Since 2005, the Swedish Chemicals Agency has had global programmes for development cooperation with funding from Sida. Through the global programmes we have been able to contribute to a number of international projects and the development of several important documents to support low and middle income countries in developing a preventive chemical control.
The Swedish Chemicals Agency's global programme for development cooperation is a broad programme containing several different types of activities to promote the development of a preventive chemical control in the world. Below are some examples of activities in the programme.
Guidance for the development of preventive chemicals control
One of the goals of the Swedish Chemicals Agency's global programme is to support low- and middle-income countries in developing legislation and institutional capacity for preventive chemical control. We do this by providing guidance for the development of legislation and sustainable institutions for national chemical control.
The Swedish Chemicals Agency is developing its own guidance documents on various aspects of preventive chemical control. These and other guidance materials are also used in workshops in different countries and regions, where the Swedish Chemicals Agency participates.
Guidance and reports from UN organisations
In addition to our own guidance documents, cooperation with the UN Environment Program (UNEP) is ongoing, where the Swedish Chemicals Agency provides support for the development of a series of practical guidance and information documents on chemical control.
In collaboration with UN Food and Agriculture Organization (FAO), the Swedish Chemicals Agency has, among other things, contributed to the development of guidance on very dangerous pesticides (so-called highly hazardous pesticides) and other guidance documents concerning pesticides.
We have also been able to contribute to the development of other important documents such as guidance on issues such as legislation for preventive chemicals control (the so called LIRA guidance) together with the UN Environment Programme (UNEP) and guidance on the integration of sound management of chemicals countries' development planning together with the UN Development Programme (UNDP).

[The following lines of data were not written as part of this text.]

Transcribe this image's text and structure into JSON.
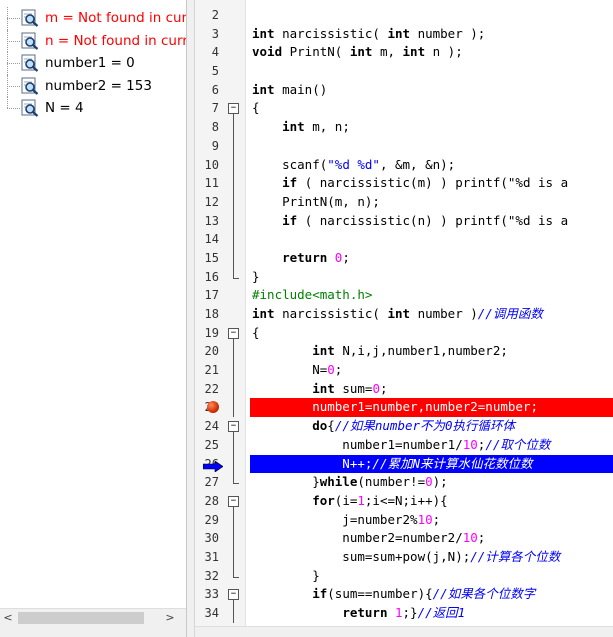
{
  "watch": {
    "items": [
      {
        "text": "m = Not found in current context",
        "state": "error",
        "icon": "watch-magnifier-icon"
      },
      {
        "text": "n = Not found in current context",
        "state": "error",
        "icon": "watch-magnifier-icon"
      },
      {
        "text": "number1 = 0",
        "state": "ok",
        "icon": "watch-magnifier-icon"
      },
      {
        "text": "number2 = 153",
        "state": "ok",
        "icon": "watch-magnifier-icon"
      },
      {
        "text": "N = 4",
        "state": "ok",
        "icon": "watch-magnifier-icon"
      }
    ],
    "scroll_left": "<",
    "scroll_right": ">"
  },
  "editor": {
    "lines": [
      {
        "n": "2",
        "fold": "",
        "code": ""
      },
      {
        "n": "3",
        "fold": "",
        "code": "int narcissistic( int number );"
      },
      {
        "n": "4",
        "fold": "",
        "code": "void PrintN( int m, int n );"
      },
      {
        "n": "5",
        "fold": "",
        "code": ""
      },
      {
        "n": "6",
        "fold": "",
        "code": "int main()"
      },
      {
        "n": "7",
        "fold": "open",
        "code": "{"
      },
      {
        "n": "8",
        "fold": "body",
        "code": "    int m, n;"
      },
      {
        "n": "9",
        "fold": "body",
        "code": ""
      },
      {
        "n": "10",
        "fold": "body",
        "code": "    scanf(\"%d %d\", &m, &n);"
      },
      {
        "n": "11",
        "fold": "body",
        "code": "    if ( narcissistic(m) ) printf(\"%d is a"
      },
      {
        "n": "12",
        "fold": "body",
        "code": "    PrintN(m, n);"
      },
      {
        "n": "13",
        "fold": "body",
        "code": "    if ( narcissistic(n) ) printf(\"%d is a"
      },
      {
        "n": "14",
        "fold": "body",
        "code": ""
      },
      {
        "n": "15",
        "fold": "body",
        "code": "    return 0;"
      },
      {
        "n": "16",
        "fold": "end",
        "code": "}"
      },
      {
        "n": "17",
        "fold": "",
        "code": "#include<math.h>"
      },
      {
        "n": "18",
        "fold": "",
        "code": "int narcissistic( int number )//调用函数"
      },
      {
        "n": "19",
        "fold": "open",
        "code": "{"
      },
      {
        "n": "20",
        "fold": "body",
        "code": "        int N,i,j,number1,number2;"
      },
      {
        "n": "21",
        "fold": "body",
        "code": "        N=0;"
      },
      {
        "n": "22",
        "fold": "body",
        "code": "        int sum=0;"
      },
      {
        "n": "23",
        "fold": "body",
        "code": "        number1=number,number2=number;",
        "mark": "breakpoint"
      },
      {
        "n": "24",
        "fold": "open",
        "code": "        do{//如果number不为0执行循环体"
      },
      {
        "n": "25",
        "fold": "body",
        "code": "            number1=number1/10;//取个位数"
      },
      {
        "n": "26",
        "fold": "body",
        "code": "            N++;//累加N来计算水仙花数位数",
        "mark": "exec"
      },
      {
        "n": "27",
        "fold": "end",
        "code": "        }while(number!=0);"
      },
      {
        "n": "28",
        "fold": "open",
        "code": "        for(i=1;i<=N;i++){"
      },
      {
        "n": "29",
        "fold": "body",
        "code": "            j=number2%10;"
      },
      {
        "n": "30",
        "fold": "body",
        "code": "            number2=number2/10;"
      },
      {
        "n": "31",
        "fold": "body",
        "code": "            sum=sum+pow(j,N);//计算各个位数"
      },
      {
        "n": "32",
        "fold": "end",
        "code": "        }"
      },
      {
        "n": "33",
        "fold": "open",
        "code": "        if(sum==number){//如果各个位数字"
      },
      {
        "n": "34",
        "fold": "body",
        "code": "            return 1;}//返回1"
      }
    ]
  },
  "colors": {
    "breakpoint_bg": "#ff0000",
    "exec_bg": "#0000ff",
    "error_text": "#ff0000",
    "comment": "#0000ff",
    "preprocessor": "#008000",
    "number": "#ff00ff"
  }
}
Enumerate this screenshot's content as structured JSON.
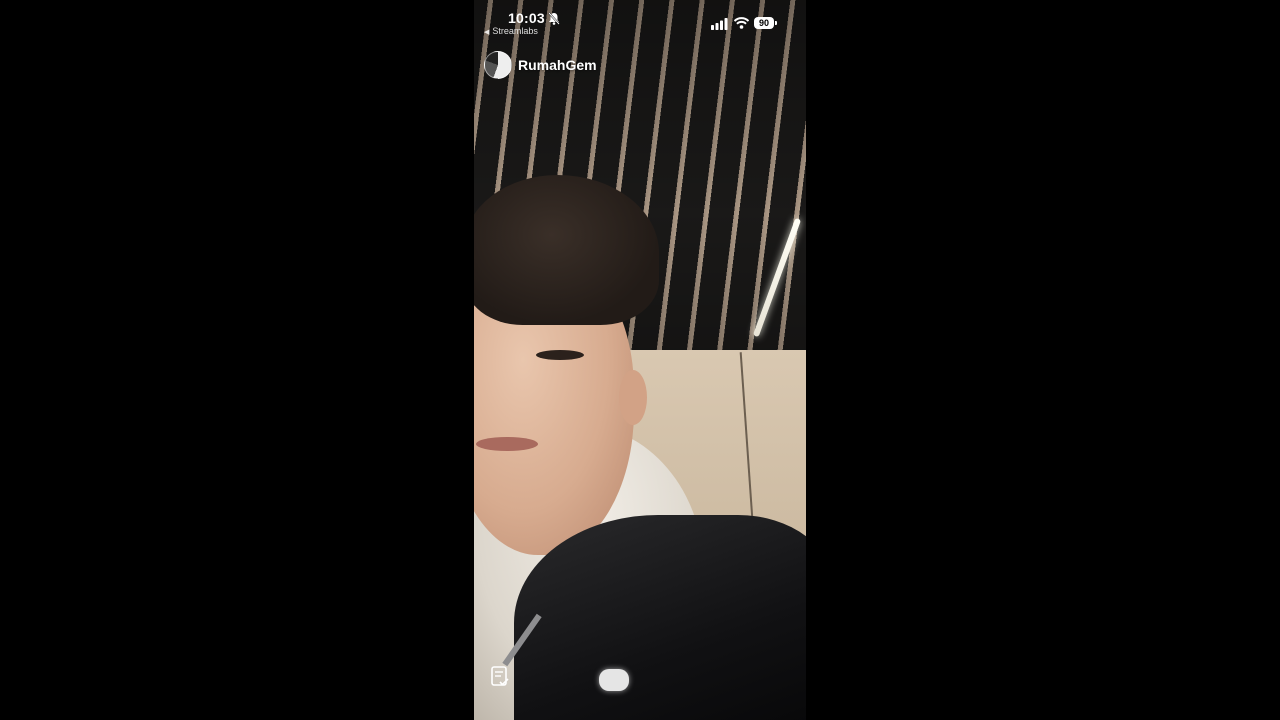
{
  "status_bar": {
    "time": "10:03",
    "back_app": "Streamlabs",
    "battery": "90"
  },
  "stream": {
    "channel_name": "RumahGem"
  },
  "icons": {
    "bell": "bell-slash-icon",
    "signal": "cellular-signal-icon",
    "wifi": "wifi-icon",
    "note": "note-check-icon"
  }
}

Another document produced by UNEP with the support of the Swedish Chemicals Agency is a report on the costs of not having a functioning chemical control, the cost of inaction. The report shows that there are significant costs and provides financial arguments for why countries should introduce chemical control.
Chemicals and gender
Chemicals can have different effects on men and women, and exposure to hazardous chemicals can also differ between men and women. In order to reduce the risks associated with chemicals, it is important to increase the knowledge about the exposure and thus the risks for different groups. The Swedish Chemicals Agency has supported a project that investigated this through case studies in Nigeria and Indonesia. The output was a documentary film and a report. This project was one of several projects supported by the Swedish Chemicals Agency via the secretariat for the Basel, Rotterdam and Stockholm Conventions.
Support for cooperation between countries
Many low and middle income countries have a weakly developed national chemical control. Exchanging experiences and in some cases sharing tasks with other countries in similar situations can contribute to providing better conditions for developing a preventive chemical control.
Within the framework of the global programme, support is provided for an e-mail-based network and a web-based discussion forum for pesticide issues. The University of Cape Town (UCT) is responsible for these networks. The cooperation between the Swedish Chemicals Agency and UCT also includes support for the cooperation group SAPReF (Southern Africa Pesticides Registrars Forum). SAPReF focuses on pesticides and is a technical committee under the SADC (Southern African Development Community).
Since 2010, the Swedish Chemicals Agency has been cooperating with the Africa Institute, which is the regional center for the Basel and Stockholm conventions for English-speaking countries in Africa. Countries such as Botswana, Lesotho, Mauritius, Namibia, Nigeria, South Africa, Tanzania and Zambia have participated in seminars aimed at creating the conditions for improving legislation and developing a functioning chemical control.